Because Raffles is an anthropologist, not an entomologist, this collection shows his interest in insects impact on human interactions, customs, economy, beliefs, culture, and history. Some of his chapters include long profiles of the life and work of scientists like Jean-Henri Fabre (wasps) and Karl von Frisch (honey bees).
But Raffles is also an excellent science writer so scientists shouldn’t be put off by his emphasis on culture, history and biography. The book includes an extensive set of chapter notes with references to scientific material, a selected bibliography, and an extensive index.
One gets the impression that Raffles chose certain insects and subjects because he was fascinated by them himself. The wonder of the insect world is very apparent in both his choices and his style of writing.

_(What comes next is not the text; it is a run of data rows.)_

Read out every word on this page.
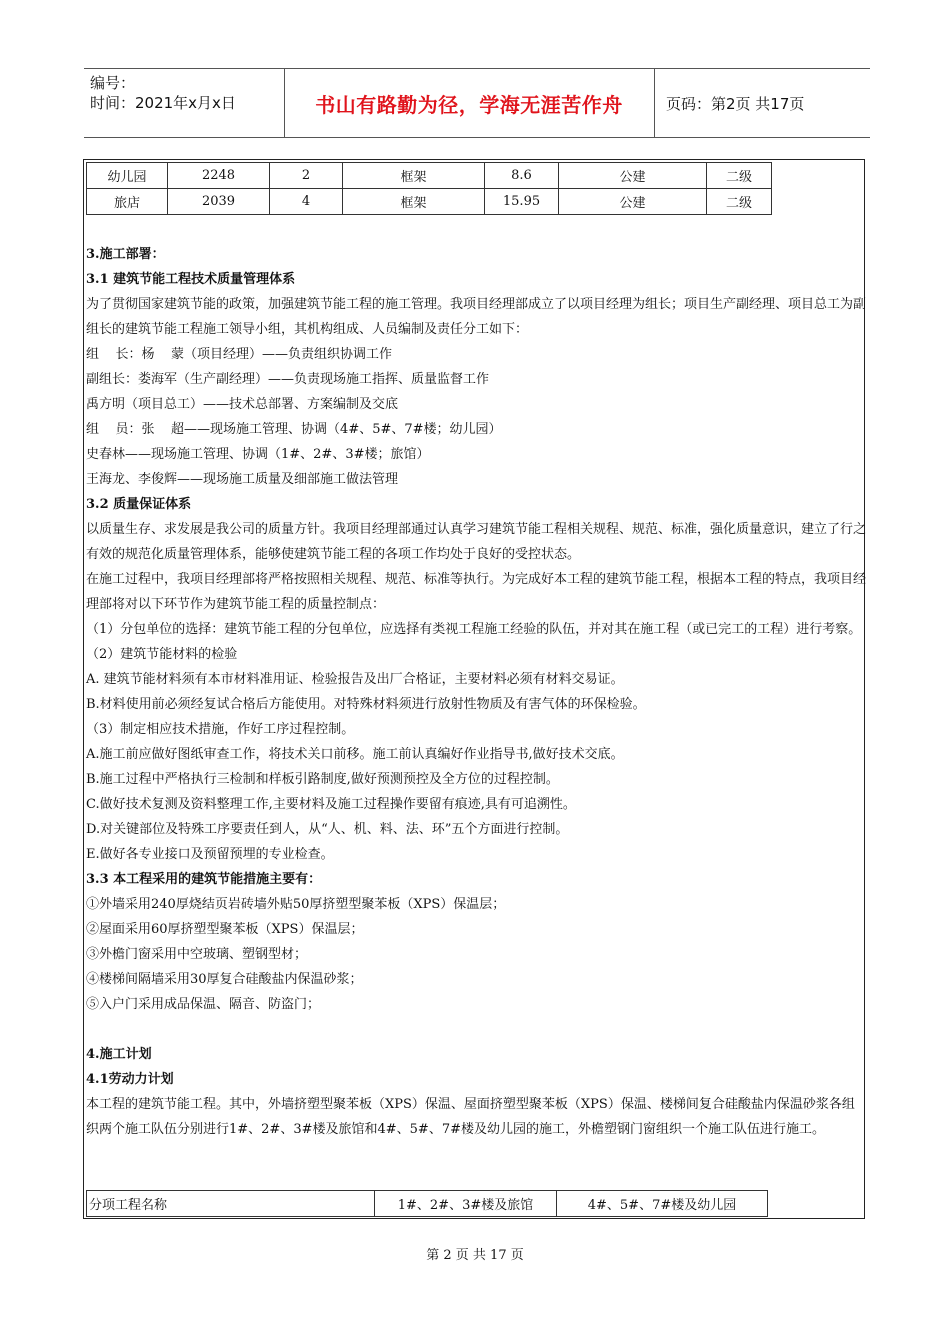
编号：
时间：2021年x月x日	书山有路勤为径，学海无涯苦作舟	页码：第2页 共17页
幼儿园	2248	2	框架	8.6	公建	二级
旅店	2039	4	框架	15.95	公建	二级

3.施工部署：

3.1 建筑节能工程技术质量管理体系

为了贯彻国家建筑节能的政策，加强建筑节能工程的施工管理。我项目经理部成立了以项目经理为组长；项目生产副经理、项目总工为副组长的建筑节能工程施工领导小组，其机构组成、人员编制及责任分工如下：

组    长：杨    蒙（项目经理）——负责组织协调工作

副组长：娄海军（生产副经理）——负责现场施工指挥、质量监督工作

禹方明（项目总工）——技术总部署、方案编制及交底

组    员：张    超——现场施工管理、协调（4#、5#、7#楼；幼儿园）

史春林——现场施工管理、协调（1#、2#、3#楼；旅馆）

王海龙、李俊辉——现场施工质量及细部施工做法管理

3.2 质量保证体系

以质量生存、求发展是我公司的质量方针。我项目经理部通过认真学习建筑节能工程相关规程、规范、标准，强化质量意识，建立了行之有效的规范化质量管理体系，能够使建筑节能工程的各项工作均处于良好的受控状态。

在施工过程中，我项目经理部将严格按照相关规程、规范、标准等执行。为完成好本工程的建筑节能工程，根据本工程的特点，我项目经理部将对以下环节作为建筑节能工程的质量控制点：

（1）分包单位的选择：建筑节能工程的分包单位，应选择有类视工程施工经验的队伍，并对其在施工程（或已完工的工程）进行考察。

（2）建筑节能材料的检验

A. 建筑节能材料须有本市材料准用证、检验报告及出厂合格证，主要材料必须有材料交易证。

B.材料使用前必须经复试合格后方能使用。对特殊材料须进行放射性物质及有害气体的环保检验。

（3）制定相应技术措施，作好工序过程控制。

A.施工前应做好图纸审查工作，将技术关口前移。施工前认真编好作业指导书,做好技术交底。

B.施工过程中严格执行三检制和样板引路制度,做好预测预控及全方位的过程控制。

C.做好技术复测及资料整理工作,主要材料及施工过程操作要留有痕迹,具有可追溯性。

D.对关键部位及特殊工序要责任到人，从“人、机、料、法、环”五个方面进行控制。

E.做好各专业接口及预留预埋的专业检查。

3.3 本工程采用的建筑节能措施主要有：

①外墙采用240厚烧结页岩砖墙外贴50厚挤塑型聚苯板（XPS）保温层；

②屋面采用60厚挤塑型聚苯板（XPS）保温层；

③外檐门窗采用中空玻璃、塑钢型材；

④楼梯间隔墙采用30厚复合硅酸盐内保温砂浆；

⑤入户门采用成品保温、隔音、防盗门；

4.施工计划

4.1劳动力计划

本工程的建筑节能工程。其中，外墙挤塑型聚苯板（XPS）保温、屋面挤塑型聚苯板（XPS）保温、楼梯间复合硅酸盐内保温砂浆各组织两个施工队伍分别进行1#、2#、3#楼及旅馆和4#、5#、7#楼及幼儿园的施工，外檐塑钢门窗组织一个施工队伍进行施工。

分项工程名称	1#、2#、3#楼及旅馆	4#、5#、7#楼及幼儿园
第 2 页 共 17 页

For example the first chapter, “Air,” is about insects in the air and their migration and dispersal. Raffles reports at length on the history of of the use of airplanes to study insects in the air. In 1926, the first such inventory was made within a column of air from 50 to 14,000 feet above a one square mile of Louisiana countryside. It yielded an average of 25 million insects and as many as 36 million. Raffles’ comments have the intention, I believe, of opening our minds as well as astonishing us: “Thirty six million little animals flying unseen above one square mile of countryside? The heavens opened. The air column was a vault of insect laden air from which fell a continuous rain.”
And that’s just the first of the 26 chapters, some very short and others quite long. In the chapter called Chernobyl, Raffles reports at length on Cornelia Hesse-Honnegger and her research on radiation-caused mutations in insects. A long but fascinating chapter on the cricket market in China covers habitats, collection, maintenance in captivity, markets, traditions, economics, and the personalities of the players in these dramas. A chapter on locusts in Africa is similarly structured.
This book is a wild ride and reading it was the best kind of adventure for me in that so much was new and the treatment was multi-faceted. The reader meets all kinds of insects, not just in biological detail, but also in their cultural, historical and economic contexts and through the scientists who study them. I highly recommend Insectopedia.